There are two main kinds of chips developed by HiSilicon, including System-on-a-Chip (SoC) Kirin and Balong, a modem chipset. In addition, it has AI processor Ascend, CPU Kunpeng, Camera SoC, TV solutions and other product categories.

And on the demand side, HiSilicon is trying to expand the customer base beyond Huawei. It is reported that the chipmaker has signed a cooperation agreement with BYD to explore new applications: the Kirin 710A will become its first System-on-a-Chip (SoC) to power digital cockpits. Its chips are also come equipped (link in Chinese) in Changhong’s TVs.

Inheriting Huawei’s tradition of spending 10% of total revenues each year on research and development, HiSilicon has successfully developed more than 200 models with proprietary Intellectual Property Rights (IPR) and filed over 8,000 patents over the past few years.

It is known that most Chinese smartphone companies order chips from Qualcomm, which launched its first 5G SoC at the end of 2018. To make a more detailed understanding of the performance of HiSilicon’s chips, we will compare two companies’ latest 5G SoC in CPU, GPU, battery life, download and upload speed.

Though the overall performance of Kirin 985 is worse than that of Snapdragon 865, the difference is small and it outperforms the latter one in terms of GPU and CPU frequency, and upload speed.

Though HiSilicon features self-developed chips, companies outside of China’s mainland are indispensable. 

► HiSilicon is a fabless Integrated Circuits (IC) designer, which means that its product will not be made without a foundry. TSMC, the largest foundry owning the most advanced 7nm process techniques and to be the first to be capable of 5nm, is currently caught in the crossfire between the two largest economies.
► HiSilicon should pay IP fees for many overseas companies. Qualcomm has signed a long-term and global patent license agreement with Huawei: it will record about USD 1.8 billion from Huawei in the third quarter. Besides, HiSilicon needs to get licenses of chip architecture from Arm Holdings. The chipmakers should also pay for electronic design automation (EDA) software. 

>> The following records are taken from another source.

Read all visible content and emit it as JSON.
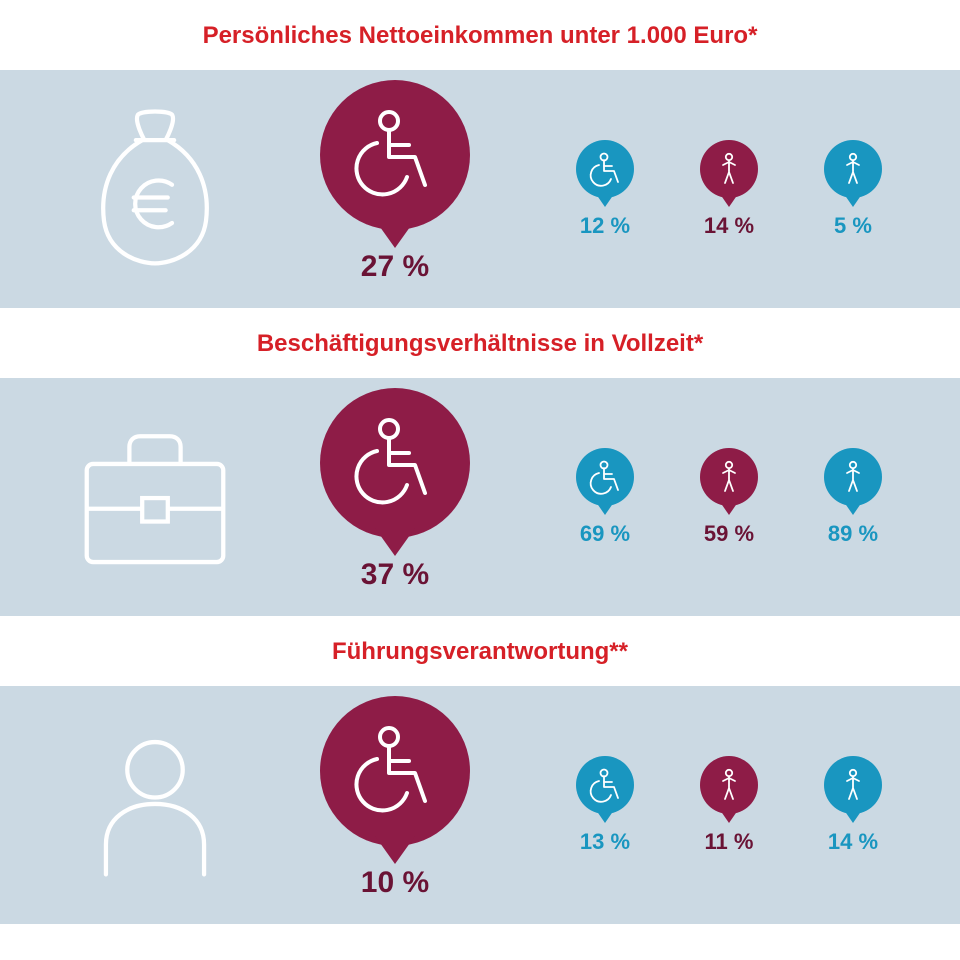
{
  "colors": {
    "panel_bg": "#cbd9e3",
    "white": "#ffffff",
    "heading": "#d62027",
    "maroon": "#8e1c47",
    "maroon_text": "#6a1335",
    "teal": "#1996c0",
    "teal_text": "#1996c0"
  },
  "sizes": {
    "heading_font": 24,
    "big_label_font": 30,
    "small_label_font": 22,
    "big_circle": 150,
    "small_circle": 58
  },
  "sections": [
    {
      "title": "Persönliches Nettoeinkommen unter 1.000 Euro*",
      "topic_icon": "money-bag-euro",
      "big": {
        "icon": "wheelchair",
        "color": "maroon",
        "value": "27 %"
      },
      "small": [
        {
          "icon": "wheelchair",
          "color": "teal",
          "value": "12 %"
        },
        {
          "icon": "person",
          "color": "maroon",
          "value": "14 %"
        },
        {
          "icon": "person",
          "color": "teal",
          "value": "5 %"
        }
      ]
    },
    {
      "title": "Beschäftigungsverhältnisse in Vollzeit*",
      "topic_icon": "briefcase",
      "big": {
        "icon": "wheelchair",
        "color": "maroon",
        "value": "37 %"
      },
      "small": [
        {
          "icon": "wheelchair",
          "color": "teal",
          "value": "69 %"
        },
        {
          "icon": "person",
          "color": "maroon",
          "value": "59 %"
        },
        {
          "icon": "person",
          "color": "teal",
          "value": "89 %"
        }
      ]
    },
    {
      "title": "Führungsverantwortung**",
      "topic_icon": "person-outline",
      "big": {
        "icon": "wheelchair",
        "color": "maroon",
        "value": "10 %"
      },
      "small": [
        {
          "icon": "wheelchair",
          "color": "teal",
          "value": "13 %"
        },
        {
          "icon": "person",
          "color": "maroon",
          "value": "11 %"
        },
        {
          "icon": "person",
          "color": "teal",
          "value": "14 %"
        }
      ]
    }
  ]
}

Some companies listed above have deep business relationships with the United States. For instance, Given the fact that TSMC is using US-developed patented technology, it is not allowed to manufacture chips for HiSilicon without the country’s permit. TSMC is likely to become the first semiconductor company in the globe to be capable of the 5nm process. HiSilicon has no other choice but cooperating with the Taiwanese fabrication platform. 

It is imaginable how difficult the situation of HiSilicon is.

However, more Chinese mainland companies are rising up. SMIC realized the mass production of 14nm at the end of 2019. JCET is capable of various kinds of packaging and testing techniques. The problem is that the mainland businesses’ technology lags behind global large semiconductor companies including TSMC, Intel and Samsung. Those large companies have first-mover advantages and been in the industry for many years, making large amounts of revenue and can realize the high investment in research and development while local semiconductor companies are young, compared with them.

The whole process of semiconductor mirrors the global supply chain. For example, the basic chip architecture provider Arm is headquartered in the United Kingdom, the largest foundry (TSMC) is in Taiwan and the most advanced mask aligners come from ASML, which is in the Netherlands.

After reviewing the industry chain of semiconductors, to make sure the cost performance of products, there will be no completely domestic chips, at least in the short term. In the conflict among economies, there are no permanent winners and losers, countries are making the others better. 

A new balance will be formed after the current wave of global turbulence. Both HiSilicon and China should seize appearing opportunities and hedge the risks.